On Mar 31, 2008, at 2:45 PM, Marko Novakovic wrote:

> I established collaboration with professor Srdjan
> Stnkovic from my faculty, about his mentoring me about
> SVM. Next week I expose my ideas how I would
> paralelize solution which I apply at Google's Summer
> of Code.
> Who would be my possible mentor from Appache?

See http://mahout.markmail.org/message/43yvfxaux4rp2wce

For everyone applying for GSOC, not just Marko:

We have a good number of applications and will probably only get 1 or  
2 students (I'm not even sure 1 is guaranteed but it is likely), even  
though we have 4 willing mentors since the ASF is slotted a certain  
number of students for the whole group.  I would encourage everyone to  
make sure their proposals are as strong as you can possibly make  
them.  This means timelines, bios, supporting materials,  
recommendations, references, etc.  Basic job interview stuff, I guess.

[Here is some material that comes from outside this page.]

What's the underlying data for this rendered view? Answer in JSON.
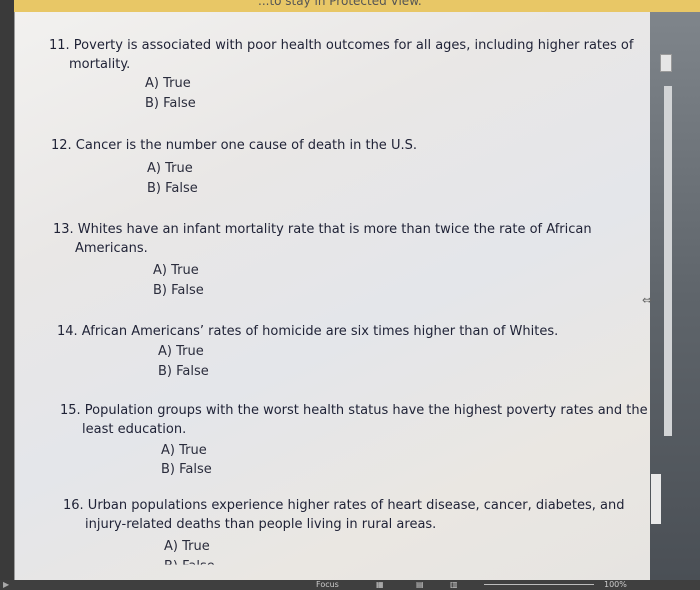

I can't speak to the other evaluators, but I know at least part of my  
criteria will be based on the level of details provided, etc.  In my  
mind, it is not enough to simply say you are going to work on some ML  
algorithm, or, as some have said, claim to implement all 10 algorithms  
in the NIPS paper on the wiki in 3 months, or pick one once the  
project starts.  I'd also make some effort to show you have done your  
background research and include any references that you have that  
discuss the problem or would be helpful in us understanding them better.

Cheers,
Grant